CARMENES instrument finds two new planetary systems formed by Earths and super-Earths

The era of the detection of planets outside our Solar System, which began less than three decades ago, has so far yielded more than four thousand detected planets. Their astonishing variety has shown that the structure of our Solar System, with rocky planets in the inner regions and gaseous icy planets in the outer regions, is not as typical as previously thought, and that other configurations appear more common, such as gas giant planets very close to their stars or systems with several super-Earths around dwarf stars. In this context, a new detection of two planetary systems by the CARMENES instrument, operating at Calar Alto Observatory (CAHA, Almería), reinforces the idea that dwarf stars tend to harbour rocky planets.

"Our current understanding of the formation of low-mass planets in orbits very close to small stars suggests that they are very abundant, with an average of at least one planet per star. Despite this abundance, we hardly have any data on the density of these planets that would allow us to deduce their composition," says Pedro J. Amado, a researcher at the Institute of Astrophysics of Andalusia (IAA-CSIC) who heads the study.

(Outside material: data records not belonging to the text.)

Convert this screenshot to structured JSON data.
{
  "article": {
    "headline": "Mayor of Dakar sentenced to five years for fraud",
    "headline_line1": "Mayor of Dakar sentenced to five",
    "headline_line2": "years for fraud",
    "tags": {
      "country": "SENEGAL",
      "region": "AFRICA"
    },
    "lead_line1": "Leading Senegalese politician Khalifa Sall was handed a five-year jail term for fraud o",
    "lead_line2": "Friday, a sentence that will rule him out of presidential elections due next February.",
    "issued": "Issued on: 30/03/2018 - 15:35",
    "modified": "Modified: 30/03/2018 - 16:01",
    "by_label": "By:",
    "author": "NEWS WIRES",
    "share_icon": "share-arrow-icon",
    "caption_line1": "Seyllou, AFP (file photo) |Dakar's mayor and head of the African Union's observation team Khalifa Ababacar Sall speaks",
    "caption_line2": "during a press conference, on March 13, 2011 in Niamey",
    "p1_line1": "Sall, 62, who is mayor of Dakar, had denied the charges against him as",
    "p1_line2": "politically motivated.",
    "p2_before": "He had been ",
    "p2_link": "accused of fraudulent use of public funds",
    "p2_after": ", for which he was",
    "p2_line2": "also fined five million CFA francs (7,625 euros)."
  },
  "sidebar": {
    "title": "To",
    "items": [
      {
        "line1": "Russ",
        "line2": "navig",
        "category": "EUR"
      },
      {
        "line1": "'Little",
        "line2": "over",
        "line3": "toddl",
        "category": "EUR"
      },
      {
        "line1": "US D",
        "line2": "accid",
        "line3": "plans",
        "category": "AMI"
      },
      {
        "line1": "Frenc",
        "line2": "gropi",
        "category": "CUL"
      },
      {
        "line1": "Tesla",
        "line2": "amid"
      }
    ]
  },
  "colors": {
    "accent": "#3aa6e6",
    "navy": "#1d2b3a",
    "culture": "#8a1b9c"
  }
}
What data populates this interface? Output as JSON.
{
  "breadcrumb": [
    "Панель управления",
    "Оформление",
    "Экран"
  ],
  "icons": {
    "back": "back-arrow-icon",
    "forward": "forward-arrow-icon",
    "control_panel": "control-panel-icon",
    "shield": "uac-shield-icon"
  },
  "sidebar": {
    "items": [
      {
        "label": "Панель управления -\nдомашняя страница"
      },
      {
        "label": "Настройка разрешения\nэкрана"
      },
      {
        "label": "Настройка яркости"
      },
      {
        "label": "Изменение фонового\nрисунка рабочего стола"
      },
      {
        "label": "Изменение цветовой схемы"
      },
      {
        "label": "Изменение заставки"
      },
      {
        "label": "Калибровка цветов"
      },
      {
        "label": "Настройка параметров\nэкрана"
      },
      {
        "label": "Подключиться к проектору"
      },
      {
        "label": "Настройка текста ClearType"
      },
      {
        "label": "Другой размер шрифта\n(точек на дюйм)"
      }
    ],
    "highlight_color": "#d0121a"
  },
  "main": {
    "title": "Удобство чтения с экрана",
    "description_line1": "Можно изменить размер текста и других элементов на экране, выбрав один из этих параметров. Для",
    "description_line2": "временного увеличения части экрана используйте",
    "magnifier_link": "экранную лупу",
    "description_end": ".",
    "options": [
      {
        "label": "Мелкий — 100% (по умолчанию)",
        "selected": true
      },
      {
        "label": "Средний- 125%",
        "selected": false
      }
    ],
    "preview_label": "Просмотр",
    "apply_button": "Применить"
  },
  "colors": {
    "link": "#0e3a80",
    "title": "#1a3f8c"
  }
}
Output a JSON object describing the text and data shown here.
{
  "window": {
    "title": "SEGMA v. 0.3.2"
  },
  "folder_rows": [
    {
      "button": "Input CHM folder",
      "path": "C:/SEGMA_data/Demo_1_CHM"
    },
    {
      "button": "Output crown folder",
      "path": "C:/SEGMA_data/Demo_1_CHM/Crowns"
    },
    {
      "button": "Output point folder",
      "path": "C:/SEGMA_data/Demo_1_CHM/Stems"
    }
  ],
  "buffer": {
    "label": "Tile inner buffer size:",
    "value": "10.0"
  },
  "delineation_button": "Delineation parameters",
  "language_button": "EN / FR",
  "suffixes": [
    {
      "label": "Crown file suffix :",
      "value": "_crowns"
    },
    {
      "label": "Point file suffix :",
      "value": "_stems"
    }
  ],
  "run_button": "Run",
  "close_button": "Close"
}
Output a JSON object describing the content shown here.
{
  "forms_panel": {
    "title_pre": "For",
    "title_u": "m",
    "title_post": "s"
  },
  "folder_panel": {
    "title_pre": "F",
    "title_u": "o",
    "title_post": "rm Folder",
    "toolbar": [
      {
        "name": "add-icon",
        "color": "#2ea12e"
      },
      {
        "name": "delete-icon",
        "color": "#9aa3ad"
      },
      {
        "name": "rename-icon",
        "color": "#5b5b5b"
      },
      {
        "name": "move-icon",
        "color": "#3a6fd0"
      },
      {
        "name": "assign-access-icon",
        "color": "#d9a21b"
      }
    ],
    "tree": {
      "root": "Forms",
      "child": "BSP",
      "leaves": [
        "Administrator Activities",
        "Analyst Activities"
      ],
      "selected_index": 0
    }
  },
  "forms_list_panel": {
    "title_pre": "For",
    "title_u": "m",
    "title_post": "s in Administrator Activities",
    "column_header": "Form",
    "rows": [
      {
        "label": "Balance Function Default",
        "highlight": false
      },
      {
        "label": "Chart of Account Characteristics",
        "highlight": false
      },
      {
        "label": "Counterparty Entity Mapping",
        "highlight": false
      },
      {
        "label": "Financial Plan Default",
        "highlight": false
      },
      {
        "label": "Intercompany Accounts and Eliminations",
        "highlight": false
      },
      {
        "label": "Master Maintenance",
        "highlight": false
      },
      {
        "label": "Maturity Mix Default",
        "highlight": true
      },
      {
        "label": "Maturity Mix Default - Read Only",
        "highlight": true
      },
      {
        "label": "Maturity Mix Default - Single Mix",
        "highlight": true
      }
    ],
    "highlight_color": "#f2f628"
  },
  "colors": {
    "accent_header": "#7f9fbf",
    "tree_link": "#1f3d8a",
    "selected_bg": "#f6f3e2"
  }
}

In our Solar System, Earth, Mars, Mercury and Venus are categorised as terrestrial or rocky planets. For extrasolar planets, those between half and twice the size of Earth are considered to be terrestrial, while those up to ten times the mass of Earth are classified as super-Earths, terms that have no implications for surface conditions or habitability. In fact, while the composition of Earth-like exoplanets may be similar to that of the rocky planets in the Solar System, the composition of super-Earths may also include other combinations of gas, rock, ice or water. 

The newly detected systems are found around the red dwarf (or M-dwarf) stars G 264-012 and Gl 393. Two planets with a minimum mass of 2.5 and 3.8 times that of the Earth have been found around the former, orbiting their star every 2.3 and 8.1 days. The planet in Gl 393 has a minimum mass of 1.7 Earth masses and orbits its star every seven days. All three planets fall into the category of hot earths and super-earths, and reach temperatures that preclude the presence of liquid water on the surface.

"To understand how the different planetary systems we are observing form and evolve, we need robust statistics on the number of planets that exist, as well as information on the architecture of the systems and the density of the planets. This will allow us to explain those that do not fit the known mechanisms, such as the GJ 3512 system that we also found with CARMENES, which has a giant planet around a dwarf star, or to confirm the tendency of dwarf stars to host multiple systems," says Pedro J. Amado (IAA-CSIC).

In this sense, this work has also made it possible to detect a new factor that seems to influence the detections, since the planet around the star Gl 393 had gone unnoticed in previous campaigns with highly efficient planet-hunting instruments. Red dwarf stars show intense activity in the form of flares that can mask the signal from potential planets, and the research team noted that the non-detection of Gl 393's planet could be due to the fact that previous observations were carried out during a peak of activity. They concluded that planets can most easily be detected in dwarf stars with moderate activity or outside the peaks of the star's activity cycle.

"The CARMENES work is focused on extending the available data to compose a global picture of the planetary systems. The three planets in these two systems are among the smallest in mass, and therefore in the amplitude of the radial velocity they instill in their stars, which accounts for the quality of the instrument," concludes Pedro J. Amado (IAA-CSIC).